Saturday, June 4, 2011


I recall seeing the box art for the 1988 horror flick, Scarecrows, back in the dark ages when I used to go down to the video store and rent VHS tapes, but I never actually bothered to check it out. This evening, I needed a horror fix in the worst way, and since the movie is available for streaming on Netflix, I decided to give it a look. Dang if I'm not glad I did. It's a solid, atmospheric little film, with fair acting, a decent story, and a particularly eerie musical score by Terry Plumeri. It's about a team of mercenaries gone bad, who have robbed Camp Pendleton of three million dollars or so and hijacked a private plane to make their escape. One of the team members double-crosses his compadres—creating a diversion on the plane and then bailing with the cash. The remaining bunch force the pilot and his daughter to put the plane down in a field so they can hunt down the rogue brigand and recover the loot. They find themselves at a remote, deserted farmhouse, guarded by several scary-looking scarecrows. Needless to say, the scarecrows aren't exactly what they seem. Creepiness and mayhem soon follow.
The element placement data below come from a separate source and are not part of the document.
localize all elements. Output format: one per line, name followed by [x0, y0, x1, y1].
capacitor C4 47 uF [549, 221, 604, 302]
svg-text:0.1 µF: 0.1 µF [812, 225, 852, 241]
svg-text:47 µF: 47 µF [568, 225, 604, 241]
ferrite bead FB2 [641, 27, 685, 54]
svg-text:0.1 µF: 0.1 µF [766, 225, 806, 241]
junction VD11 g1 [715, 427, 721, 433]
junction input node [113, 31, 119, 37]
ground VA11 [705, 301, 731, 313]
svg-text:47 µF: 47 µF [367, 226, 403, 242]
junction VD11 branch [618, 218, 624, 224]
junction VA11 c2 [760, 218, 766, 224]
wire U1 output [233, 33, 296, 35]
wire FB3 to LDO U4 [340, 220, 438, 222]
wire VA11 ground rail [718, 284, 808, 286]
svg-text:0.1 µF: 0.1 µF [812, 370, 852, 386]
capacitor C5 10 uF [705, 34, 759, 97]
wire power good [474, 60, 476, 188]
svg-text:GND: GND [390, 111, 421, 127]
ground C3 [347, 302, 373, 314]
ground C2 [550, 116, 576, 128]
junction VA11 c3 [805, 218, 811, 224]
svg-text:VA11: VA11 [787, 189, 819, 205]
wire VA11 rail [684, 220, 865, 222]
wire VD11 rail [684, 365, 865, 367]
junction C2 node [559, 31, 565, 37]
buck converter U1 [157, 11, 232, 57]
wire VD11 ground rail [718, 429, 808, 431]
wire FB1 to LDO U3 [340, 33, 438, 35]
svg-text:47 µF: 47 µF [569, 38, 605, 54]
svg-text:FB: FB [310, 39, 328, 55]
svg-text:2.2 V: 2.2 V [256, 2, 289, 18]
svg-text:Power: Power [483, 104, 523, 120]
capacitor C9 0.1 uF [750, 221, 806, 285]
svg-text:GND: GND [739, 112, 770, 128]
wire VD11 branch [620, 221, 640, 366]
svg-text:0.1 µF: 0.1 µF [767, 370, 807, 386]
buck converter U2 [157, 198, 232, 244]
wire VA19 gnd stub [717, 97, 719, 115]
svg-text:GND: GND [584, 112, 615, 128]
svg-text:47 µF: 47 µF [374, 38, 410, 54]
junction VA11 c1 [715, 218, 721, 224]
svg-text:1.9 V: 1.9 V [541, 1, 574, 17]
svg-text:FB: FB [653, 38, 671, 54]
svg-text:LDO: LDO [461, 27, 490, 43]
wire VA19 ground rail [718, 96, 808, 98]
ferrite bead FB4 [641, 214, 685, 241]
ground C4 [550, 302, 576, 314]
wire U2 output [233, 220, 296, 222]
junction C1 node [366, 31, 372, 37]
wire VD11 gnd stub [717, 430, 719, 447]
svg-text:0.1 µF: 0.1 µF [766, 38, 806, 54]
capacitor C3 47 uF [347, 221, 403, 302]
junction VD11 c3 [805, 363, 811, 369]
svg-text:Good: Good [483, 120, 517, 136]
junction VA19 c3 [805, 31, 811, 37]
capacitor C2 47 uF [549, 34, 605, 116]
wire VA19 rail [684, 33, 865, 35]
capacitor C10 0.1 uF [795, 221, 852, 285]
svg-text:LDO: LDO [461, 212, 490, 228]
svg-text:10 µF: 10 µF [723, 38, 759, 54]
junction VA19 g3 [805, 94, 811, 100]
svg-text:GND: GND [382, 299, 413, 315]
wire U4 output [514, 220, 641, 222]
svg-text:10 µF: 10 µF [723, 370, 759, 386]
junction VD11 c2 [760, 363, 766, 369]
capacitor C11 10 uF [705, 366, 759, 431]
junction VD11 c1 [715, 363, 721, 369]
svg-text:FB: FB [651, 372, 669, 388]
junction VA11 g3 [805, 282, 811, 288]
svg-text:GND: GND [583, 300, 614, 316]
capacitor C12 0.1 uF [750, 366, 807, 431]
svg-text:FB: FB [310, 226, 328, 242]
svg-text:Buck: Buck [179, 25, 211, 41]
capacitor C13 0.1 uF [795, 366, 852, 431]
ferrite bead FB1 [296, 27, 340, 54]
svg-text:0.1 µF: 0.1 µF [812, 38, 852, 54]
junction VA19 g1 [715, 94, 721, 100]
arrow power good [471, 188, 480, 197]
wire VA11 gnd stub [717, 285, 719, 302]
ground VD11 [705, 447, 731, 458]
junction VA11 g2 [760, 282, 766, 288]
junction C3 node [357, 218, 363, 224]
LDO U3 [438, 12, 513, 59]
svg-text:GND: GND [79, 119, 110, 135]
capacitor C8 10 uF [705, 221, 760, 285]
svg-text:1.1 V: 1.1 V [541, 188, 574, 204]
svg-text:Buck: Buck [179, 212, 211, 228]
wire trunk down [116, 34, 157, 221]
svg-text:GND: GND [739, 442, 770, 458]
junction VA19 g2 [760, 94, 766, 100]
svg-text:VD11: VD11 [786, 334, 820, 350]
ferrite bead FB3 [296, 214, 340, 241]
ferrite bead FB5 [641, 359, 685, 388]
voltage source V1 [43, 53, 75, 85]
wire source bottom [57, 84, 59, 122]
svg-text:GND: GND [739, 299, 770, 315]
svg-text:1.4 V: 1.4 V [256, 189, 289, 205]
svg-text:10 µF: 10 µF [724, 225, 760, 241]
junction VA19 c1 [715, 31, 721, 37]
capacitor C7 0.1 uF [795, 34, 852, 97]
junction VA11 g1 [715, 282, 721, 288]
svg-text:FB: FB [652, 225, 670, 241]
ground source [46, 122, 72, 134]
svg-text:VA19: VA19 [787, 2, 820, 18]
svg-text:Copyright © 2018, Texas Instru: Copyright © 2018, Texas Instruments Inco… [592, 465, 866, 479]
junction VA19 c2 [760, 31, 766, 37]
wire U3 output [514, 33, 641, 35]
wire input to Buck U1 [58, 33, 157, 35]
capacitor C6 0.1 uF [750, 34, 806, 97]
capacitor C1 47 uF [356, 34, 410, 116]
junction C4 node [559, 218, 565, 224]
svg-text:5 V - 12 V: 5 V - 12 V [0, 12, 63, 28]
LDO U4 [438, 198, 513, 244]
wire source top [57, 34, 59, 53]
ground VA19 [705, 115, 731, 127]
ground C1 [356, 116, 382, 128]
The storyline in no small way reminds me of Dead Birds (2004)—or rather vice-versa, since Scarecrows was made 16 years earlier—focusing on a band of murderous antiheroes, but whose characters are developed sufficiently to generate at least some interest in their fate. All of the action occurs over the course of a single night, and there's nary a trace of daylight to be seen before the end credits roll. The cinematography works well, especially the lingering shots of the scarecrows' faces following significant moments of violence and gore. There are no pat explanations for the events in the picture, and while some might feel this is a serious shortcoming, I believe quite the opposite. The "essence" of the supernatural menace is left to one's imagination; again, like Dead Birds, the narrative offers you enough information to draw your own conclusions based on its internal logic. In horror fiction, this particular quality is often exemplified in the works of Fritz Leiber and T.E.D. Klein—and both of them have strongly influenced my own creepy fiction.

No, Scarecrows is hardly a horror classic, but I would consider it slam-bang perfect drive-in movie fare—though in its day, it went direct-to-video, and even in 1988, drive-in theaters had become a rare and dying breed. It's nice to have this one available at the click of a mouse via Netflix, and it's definitely worth checking out. I'll even give this one four Damned Rodan's Fiery Martinis out of five.